On peut comparer cela à un convoyeur de fonds. Nul ne pense que le conducteur est riche et que l’argent transporté lui appartient. Il est uniquement responsable de son acheminement. Nous sommes tous comparables à un convoyeur de fonds au regard de l’argent dont on dispose.
"Hachem enrichit et appauvrit" (Hachem morich oumaachir - Chmouël I 2,7).

-> La charité est vecteur d’enrichissement selon nos Sages (guémaraTaanit 9a) : Donnez le maasser afin de vous enrichir (acher bichvil chétit'acher).
Il y a une allusion à cela : en prenant les lettres précédant celles du mot “כסף = argent” on trouve “עני = un pauvre”. Le י avant le כ, le נ avant le ס et le ע avant le פ. Cela suggère que l’argent viendra justement après avoir donné au pauvre, donc que la charité enrichit.

A quoi est-ce comparable?
Au gardien d’une cassette remplie d’argent. S’il s’acquitte bien de sa tâche de surveillance, on pourra alors lui confier la garde d’un trésor bien plus conséquent. De même, si l’on donne la dîme, Hachem nous donnera alors plus d’argent (acher bichvil chétit'acher).
[Hachem a d’infinies possibilités de faire parvenir de l’argent à un pauvre . Il fait d’une personne le dépositaire d’un argent qu’elle devra donner au pauvre.]

-> De même, le 'Hida (Pné David), au nom du Alchikh haKadoch, rapporte que celui à qui Hachem a accordé une grande richesse doit savoir qu'il n'en est que le "tuteur".

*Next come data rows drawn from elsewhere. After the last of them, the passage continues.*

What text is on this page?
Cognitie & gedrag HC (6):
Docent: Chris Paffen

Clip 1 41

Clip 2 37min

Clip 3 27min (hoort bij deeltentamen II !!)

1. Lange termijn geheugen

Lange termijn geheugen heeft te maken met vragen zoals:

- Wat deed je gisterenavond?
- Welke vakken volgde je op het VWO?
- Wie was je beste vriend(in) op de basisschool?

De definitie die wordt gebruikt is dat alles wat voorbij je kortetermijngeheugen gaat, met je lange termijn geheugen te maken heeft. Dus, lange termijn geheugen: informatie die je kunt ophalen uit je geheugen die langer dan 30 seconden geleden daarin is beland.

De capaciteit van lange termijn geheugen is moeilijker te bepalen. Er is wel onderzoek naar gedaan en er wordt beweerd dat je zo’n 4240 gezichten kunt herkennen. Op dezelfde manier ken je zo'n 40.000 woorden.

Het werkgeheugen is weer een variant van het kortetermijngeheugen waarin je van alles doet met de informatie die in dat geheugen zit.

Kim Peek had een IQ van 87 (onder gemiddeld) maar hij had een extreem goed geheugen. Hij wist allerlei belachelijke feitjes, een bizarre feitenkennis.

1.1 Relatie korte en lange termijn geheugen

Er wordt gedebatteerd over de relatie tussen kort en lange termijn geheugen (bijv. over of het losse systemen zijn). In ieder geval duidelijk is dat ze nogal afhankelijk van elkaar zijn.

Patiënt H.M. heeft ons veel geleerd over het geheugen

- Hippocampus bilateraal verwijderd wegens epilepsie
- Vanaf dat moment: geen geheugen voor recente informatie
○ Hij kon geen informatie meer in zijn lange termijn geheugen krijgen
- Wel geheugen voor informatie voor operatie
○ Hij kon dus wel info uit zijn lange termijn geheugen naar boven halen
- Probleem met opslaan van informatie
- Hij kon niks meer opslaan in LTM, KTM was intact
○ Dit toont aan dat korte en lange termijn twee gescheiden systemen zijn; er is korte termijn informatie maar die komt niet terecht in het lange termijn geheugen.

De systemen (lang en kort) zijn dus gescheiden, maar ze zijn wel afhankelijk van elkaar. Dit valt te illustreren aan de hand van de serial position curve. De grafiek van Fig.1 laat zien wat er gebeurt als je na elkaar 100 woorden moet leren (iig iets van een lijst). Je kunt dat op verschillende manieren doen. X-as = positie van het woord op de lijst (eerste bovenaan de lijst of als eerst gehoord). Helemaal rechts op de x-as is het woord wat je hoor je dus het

-> Le midrach (Vayikra rabba 34,8) révèle que le pauvre fait plus pour celui qui lui donne que ce dernier ne fait pour lui.
Nous pouvons le comprendre d’après l’affirmation de nos Sages (Beitsa 16a) selon laquelle la subsistance d’une personne est fixée à Roch Hachana.18 Dès lors, mieux vaut par exemple gagner des mérites et donner 50 euros à un pauvre, que de les perdre d’une façon ou d’une autre car la dépense de ces 50 euros avait été décidée à Roch hachana.
La charité permet d’engranger tous les bénéfices d’une mitsva éternelle ("la tsédaka sauve -notamment- de la mort" [Michlé 10,2;11,4], ...).
En résumé, le décret de perte d’argent peut être rempli via la mitsva de tsédaka. C’est là très certainement préférable à une perte sèche, sans aucun bénéfice.
[rabbi Yéhochoua Alt]

-> Aucun mal ne résulte de la charité qui ne génère jamais l’appauvrissement ni aucune conséquence nuisible (Yoré Déa 247:2).

-> De même qu’on implore Hachem d’écouter nos suppliques, nous devons nous tourner vers les exhortations des indigents (Yoré Déa 247:3).